Mystérieusement, la foi en Dieu nous donne de posséder ce que l’on espère, une espérance qui trouvera sa pleine réalisation dans la vie éternelle, mais qui déjà nous fait vivre. Il est question ici de relation à un autre, de communion. L’auteur de la lettre aux Hébreux affirme que cette communion d’amour avec Dieu nous le fait connaître et nous fait entrer dans une vie « conversante » avec lui, une vie de dialogue avec lui.
Frères et sœurs, je crois que Dieu nous parle à travers tous les événements de nos vies, qu’il nous parle dans la prière, dans les sacrements, à travers les complicités et les amitiés que nous tissons entre nous, dans les demandes de discernement lors des grandes décisions de nos vies. Dieu nous parle aussi beaucoup à travers les souffrances et les violences de notre monde qui blessent son amour et doivent éveiller notre indignation !
Je crois que Dieu remet sans cesse son amour entre nos mains et que c’est cet amour qui nous inspire, qui nous guide et qui nous donne de nous dépasser au nom de cet amour, qui nous donne de revêtir le tablier de service qu’évoque l’Évangile aujourd’hui.

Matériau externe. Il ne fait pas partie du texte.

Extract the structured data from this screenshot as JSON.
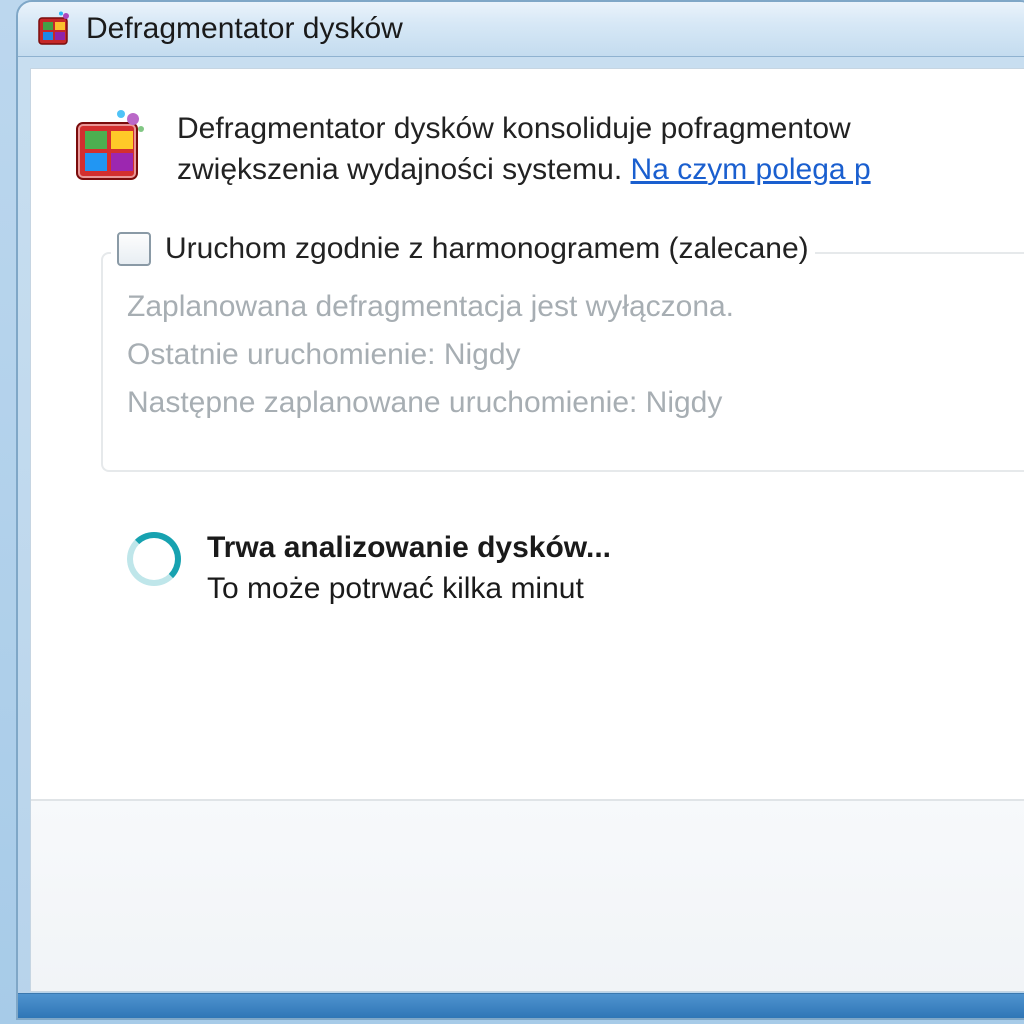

Frères et sœurs, je crois avec l’Église que Dieu nous appelle à une vie plus grande que nous, et qu’il nous appelle à poursuivre avec lui ce périple d’une naissance à ce monde vers un ailleurs qu’on appelle la vie éternelle. Et pourtant, je n’ai pas la foi parce que je tiens à tout prix à vivre éternellement. Parfois une vie éternelle, ça peut paraître bien long ! Mais il s’agit d’une promesse du Christ lui-même, où nos vies sont appelées à se déployer pleinement avec lui après la mort. Et c’est ainsi que Jésus fait cette promesse extraordinaire à ses disciples qui l’auront servi fidèlement. Il leur promet de les faire assoir à sa table et de les servir lui-même quand il reviendra.
Frères et sœurs, cette promesse trouve déjà son accomplissement quand le Christ nous rassemble autour de son eucharistie, un avant-goût des biens qu’il nous donnera dans le monde à venir.
Yves Bériault, o.p. Dominicain.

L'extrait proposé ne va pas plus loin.